I’m trying to implement simulated annealing as a custom PyTorch optimizer to be used in a neural network training loop instead of a traditional gradient-based method. The code I currently have runs, but the loss just keeps growing rather than decreasing. I’ve tested on this dataset using a traditional gradient-based method and do achieve improving performance, rather than decreasing like it does here.
I think the issue may be with how I am updating the model parameters on each iteration. For simulated annealing I need to check the loss value for new randomly chosen parameters within some neighborhood of the current parameters.

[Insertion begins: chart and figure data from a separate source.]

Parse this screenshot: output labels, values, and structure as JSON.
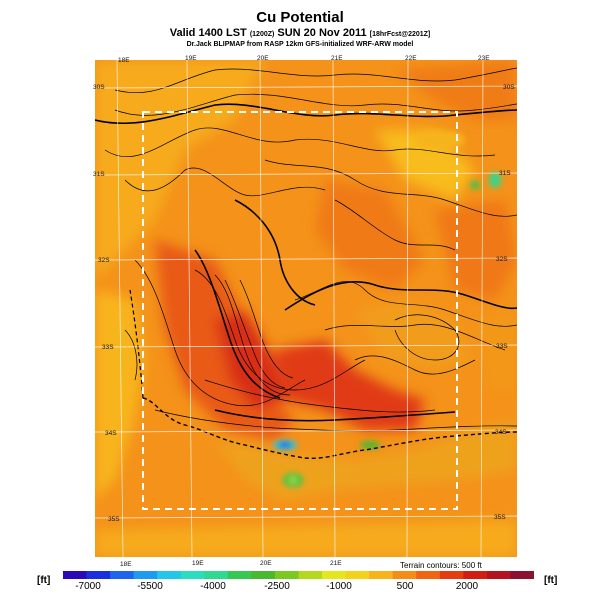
{
  "header": {
    "title": "Cu Potential",
    "subtitle_main": "Valid 1400 LST",
    "subtitle_small": "(1200Z)",
    "subtitle_date": "SUN 20 Nov 2011",
    "subtitle_fcst": "[18hrFcst@2201Z]",
    "credit": "Dr.Jack BLIPMAP from RASP 12km GFS-initialized WRF-ARW model"
  },
  "map": {
    "top_lon_labels": [
      "18E",
      "19E",
      "20E",
      "21E",
      "22E",
      "23E"
    ],
    "bottom_lon_labels": [
      "18E",
      "19E",
      "20E",
      "21E"
    ],
    "left_lat_labels": [
      "30S",
      "31S",
      "32S",
      "33S",
      "34S",
      "35S"
    ],
    "right_lat_labels": [
      "30S",
      "31S",
      "32S",
      "33S",
      "34S",
      "35S"
    ]
  },
  "footer": {
    "terrain_note": "Terrain contours: 500 ft",
    "unit_left": "[ft]",
    "unit_right": "[ft]",
    "scale_labels": [
      "-7000",
      "-5500",
      "-4000",
      "-2500",
      "-1000",
      "500",
      "2000"
    ],
    "colors": [
      "#2a0ab8",
      "#1a2fe0",
      "#1e64f0",
      "#1e9af0",
      "#22c8e6",
      "#2adcc0",
      "#30d890",
      "#36c850",
      "#4ab830",
      "#7ac820",
      "#b4d81c",
      "#e6e61e",
      "#f4d21c",
      "#f6b41a",
      "#f48c18",
      "#f06414",
      "#e63c12",
      "#d21e10",
      "#b41420",
      "#8c1030"
    ]
  }
}
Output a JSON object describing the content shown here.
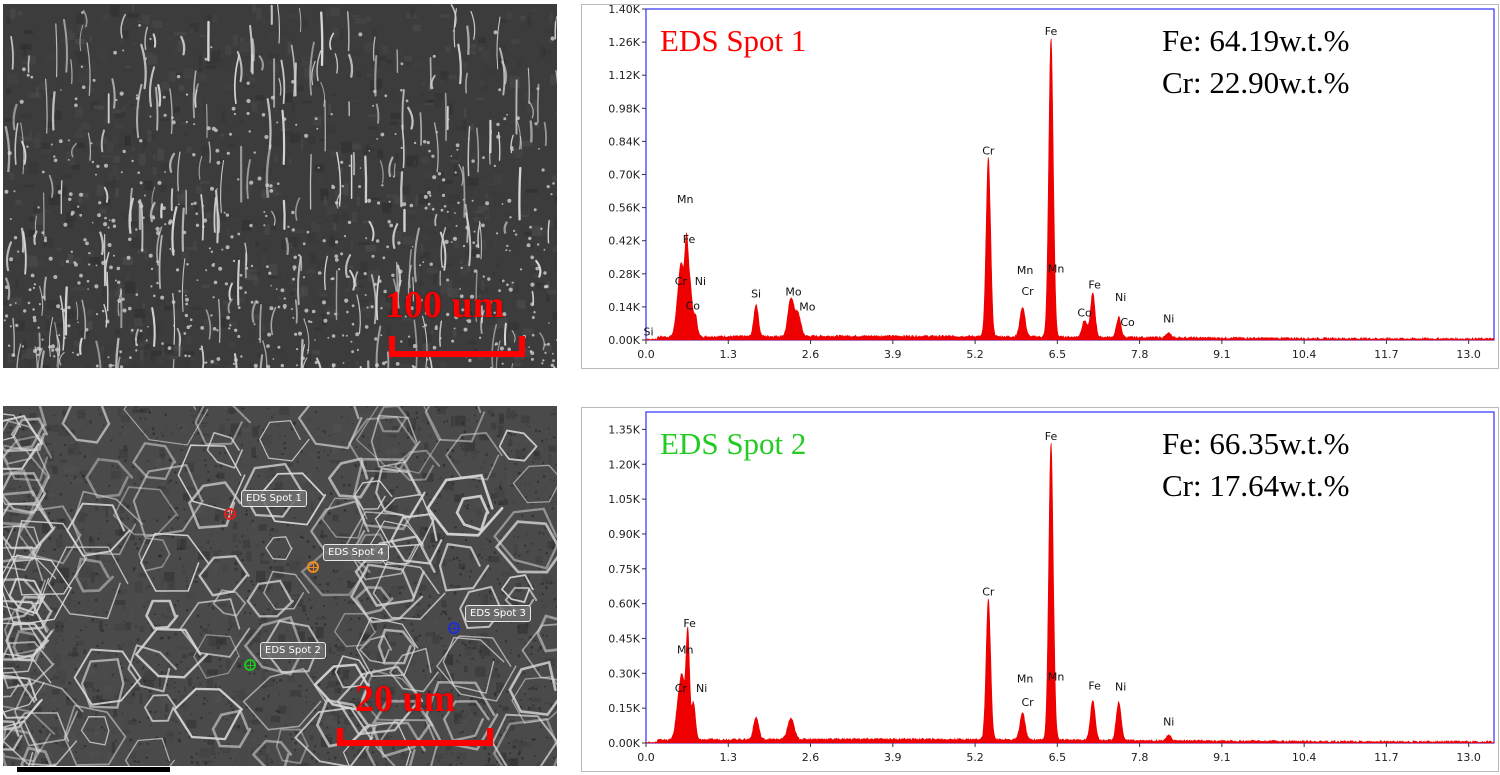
{
  "sem_top": {
    "scale_label": "100 um"
  },
  "sem_bottom": {
    "scale_label": "20 um",
    "spots": [
      {
        "label": "EDS Spot 1",
        "color": "#e02020"
      },
      {
        "label": "EDS Spot 4",
        "color": "#f08a20"
      },
      {
        "label": "EDS Spot 3",
        "color": "#2030d0"
      },
      {
        "label": "EDS Spot 2",
        "color": "#20c020"
      }
    ]
  },
  "chart_data": [
    {
      "type": "area",
      "title": "EDS Spot 1",
      "title_color": "#ff0000",
      "annotations": [
        "Fe: 64.19w.t.%",
        "Cr: 22.90w.t.%"
      ],
      "xlim": [
        0.0,
        13.4
      ],
      "ylim": [
        0,
        1400
      ],
      "x_ticks": [
        0.0,
        1.3,
        2.6,
        3.9,
        5.2,
        6.5,
        7.8,
        9.1,
        10.4,
        11.7,
        13.0
      ],
      "x_tick_labels": [
        "0.0",
        "1.3",
        "2.6",
        "3.9",
        "5.2",
        "6.5",
        "7.8",
        "9.1",
        "10.4",
        "11.7",
        "13.0"
      ],
      "y_ticks": [
        0,
        140,
        280,
        420,
        560,
        700,
        840,
        980,
        1120,
        1260,
        1400
      ],
      "y_tick_labels": [
        "0.00K",
        "0.14K",
        "0.28K",
        "0.42K",
        "0.56K",
        "0.70K",
        "0.84K",
        "0.98K",
        "1.12K",
        "1.26K",
        "1.40K"
      ],
      "series_color": "#ee0000",
      "baseline": 12,
      "peaks": [
        {
          "x": 0.52,
          "y": 175,
          "w": 0.045
        },
        {
          "x": 0.57,
          "y": 195,
          "w": 0.035
        },
        {
          "x": 0.64,
          "y": 380,
          "w": 0.028
        },
        {
          "x": 0.7,
          "y": 200,
          "w": 0.03
        },
        {
          "x": 0.78,
          "y": 90,
          "w": 0.03
        },
        {
          "x": 1.74,
          "y": 135,
          "w": 0.035
        },
        {
          "x": 2.29,
          "y": 160,
          "w": 0.045
        },
        {
          "x": 2.4,
          "y": 95,
          "w": 0.045
        },
        {
          "x": 5.41,
          "y": 755,
          "w": 0.035
        },
        {
          "x": 5.95,
          "y": 125,
          "w": 0.04
        },
        {
          "x": 6.4,
          "y": 1265,
          "w": 0.036
        },
        {
          "x": 6.93,
          "y": 70,
          "w": 0.04
        },
        {
          "x": 7.06,
          "y": 185,
          "w": 0.036
        },
        {
          "x": 7.47,
          "y": 85,
          "w": 0.035
        },
        {
          "x": 8.26,
          "y": 18,
          "w": 0.04
        }
      ],
      "peak_labels": [
        {
          "text": "Si",
          "x": 0.04,
          "y": 20
        },
        {
          "text": "Mn",
          "x": 0.62,
          "y": 580
        },
        {
          "text": "Fe",
          "x": 0.68,
          "y": 410
        },
        {
          "text": "Cr",
          "x": 0.55,
          "y": 232
        },
        {
          "text": "Ni",
          "x": 0.86,
          "y": 232
        },
        {
          "text": "Co",
          "x": 0.74,
          "y": 128
        },
        {
          "text": "Si",
          "x": 1.74,
          "y": 180
        },
        {
          "text": "Mo",
          "x": 2.33,
          "y": 188
        },
        {
          "text": "Mo",
          "x": 2.55,
          "y": 125
        },
        {
          "text": "Cr",
          "x": 5.41,
          "y": 785
        },
        {
          "text": "Fe",
          "x": 6.4,
          "y": 1290
        },
        {
          "text": "Mn",
          "x": 5.99,
          "y": 280
        },
        {
          "text": "Cr",
          "x": 6.03,
          "y": 190
        },
        {
          "text": "Mn",
          "x": 6.48,
          "y": 285
        },
        {
          "text": "Fe",
          "x": 7.09,
          "y": 218
        },
        {
          "text": "Co",
          "x": 6.93,
          "y": 100
        },
        {
          "text": "Ni",
          "x": 7.5,
          "y": 165
        },
        {
          "text": "Co",
          "x": 7.61,
          "y": 60
        },
        {
          "text": "Ni",
          "x": 8.26,
          "y": 75
        }
      ]
    },
    {
      "type": "area",
      "title": "EDS Spot 2",
      "title_color": "#22cc22",
      "annotations": [
        "Fe: 66.35w.t.%",
        "Cr: 17.64w.t.%"
      ],
      "xlim": [
        0.0,
        13.4
      ],
      "ylim": [
        0,
        1425
      ],
      "x_ticks": [
        0.0,
        1.3,
        2.6,
        3.9,
        5.2,
        6.5,
        7.8,
        9.1,
        10.4,
        11.7,
        13.0
      ],
      "x_tick_labels": [
        "0.0",
        "1.3",
        "2.6",
        "3.9",
        "5.2",
        "6.5",
        "7.8",
        "9.1",
        "10.4",
        "11.7",
        "13.0"
      ],
      "y_ticks": [
        0,
        150,
        300,
        450,
        600,
        750,
        900,
        1050,
        1200,
        1350
      ],
      "y_tick_labels": [
        "0.00K",
        "0.15K",
        "0.30K",
        "0.45K",
        "0.60K",
        "0.75K",
        "0.90K",
        "1.05K",
        "1.20K",
        "1.35K"
      ],
      "series_color": "#ee0000",
      "baseline": 12,
      "peaks": [
        {
          "x": 0.52,
          "y": 170,
          "w": 0.045
        },
        {
          "x": 0.58,
          "y": 200,
          "w": 0.035
        },
        {
          "x": 0.66,
          "y": 470,
          "w": 0.028
        },
        {
          "x": 0.75,
          "y": 160,
          "w": 0.03
        },
        {
          "x": 1.74,
          "y": 95,
          "w": 0.04
        },
        {
          "x": 2.29,
          "y": 90,
          "w": 0.05
        },
        {
          "x": 5.41,
          "y": 605,
          "w": 0.035
        },
        {
          "x": 5.95,
          "y": 115,
          "w": 0.04
        },
        {
          "x": 6.4,
          "y": 1280,
          "w": 0.036
        },
        {
          "x": 7.06,
          "y": 170,
          "w": 0.038
        },
        {
          "x": 7.47,
          "y": 165,
          "w": 0.038
        },
        {
          "x": 8.26,
          "y": 22,
          "w": 0.04
        }
      ],
      "peak_labels": [
        {
          "text": "Fe",
          "x": 0.69,
          "y": 500
        },
        {
          "text": "Mn",
          "x": 0.62,
          "y": 385
        },
        {
          "text": "Cr",
          "x": 0.55,
          "y": 220
        },
        {
          "text": "Ni",
          "x": 0.88,
          "y": 220
        },
        {
          "text": "Cr",
          "x": 5.41,
          "y": 635
        },
        {
          "text": "Fe",
          "x": 6.4,
          "y": 1305
        },
        {
          "text": "Mn",
          "x": 5.99,
          "y": 260
        },
        {
          "text": "Cr",
          "x": 6.03,
          "y": 160
        },
        {
          "text": "Mn",
          "x": 6.48,
          "y": 270
        },
        {
          "text": "Fe",
          "x": 7.09,
          "y": 230
        },
        {
          "text": "Ni",
          "x": 7.5,
          "y": 225
        },
        {
          "text": "Ni",
          "x": 8.26,
          "y": 75
        }
      ]
    }
  ]
}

If the loss is lower, I update the model to the new parameters. If the loss is higher, with some probability I will still update the parameters (according to the simulated annealing algorithm).
Is the way I have done this correct? Basically I am updating the parameters with the new (random) ones, testing the loss, and if the loss is higher with the new points I put back the old parameters with some probability (using load_state_dict). If the loss is lower, I keep the new parameters. Any ideas why this is not working?
Below is the class I wrote for simulated annealing.
Here is a link to all the code in the notebook (full data pipeline) where I use this simulated annealing algorithm, in case that helps.
import torch
from torch.optim import Optimizer
import torch.nn as nn
import numpy as np
import math
class SimulatedAnnealing(Optimizer):
def __init__(self, params, startTemp = 1000
, coolRate = 0.001, neighborhoodSize = 0.05
, loss = nn.CrossEntropyLoss()
, model = None
, features = None
, labels = None): #these represent default values, but can be overridden
self.startTemp = startTemp
self.coolRate = coolRate
self.currTemp = startTemp
self.loss = loss
self.model = model
self.features = features
self.labels = labels
self.neighborhoodSize = neighborhoodSize
def step(self):
#need to first generate a random new point in the space
if torch.cuda.is_available():
oldOutputs = self.model(self.features.cuda())
oldPerformance = self.loss(oldOutputs, self.labels.type(torch.LongTensor).cuda())
else:
oldOutputs = self.model(self.features)
oldPerformance = self.loss(oldOutputs, self.labels.type(torch.LongTensor))
oldDict = self.model.state_dict()
for name, param in self.model.state_dict().items():
#generate a matrix of random changes in each param element to be added to each param matrix
if (len(param.shape) == 2):
random = torch.Tensor(np.random.uniform(low = self.neighborhoodSize * -1, high = self.neighborhoodSize
, size = (param.shape[0], param.shape[1])))
else:
random = torch.Tensor(np.random.uniform(low = self.neighborhoodSize * -1, high = self.neighborhoodSize
, size = param.shape[0]))
#now add random to the params to transform them
new_param = param + random.cuda()
self.model.state_dict()[name].copy_(new_param)
if torch.cuda.is_available():
newOutputs = self.model(self.features.cuda())
newWeights = self.model.state_dict().items()
newPerformance = self.loss(newOutputs, self.labels.type(torch.LongTensor).cuda())
else:
newOutputs = self.model(self.features)
newWeights = self.model.state_dict().items()
newPerformance = self.loss(newOutputs, self.labels.type(torch.LongTensor))
if (newPerformance < oldPerformance):
jumpProb = math.exp((newPerformance - oldPerformance) / self.currTemp) #computes the probability of accepting a worse point
if (np.random.uniform(0, 1) <= jumpProb): #determines whether we jump to worse point or stay with prior point
self.currTemp -= self.coolRate
else:
self.model.load_state_dict(oldDict) #put the old weights back in case where we don't jump'
self.currTemp -= self.coolRate
else:
self.currTemp -= self.coolRate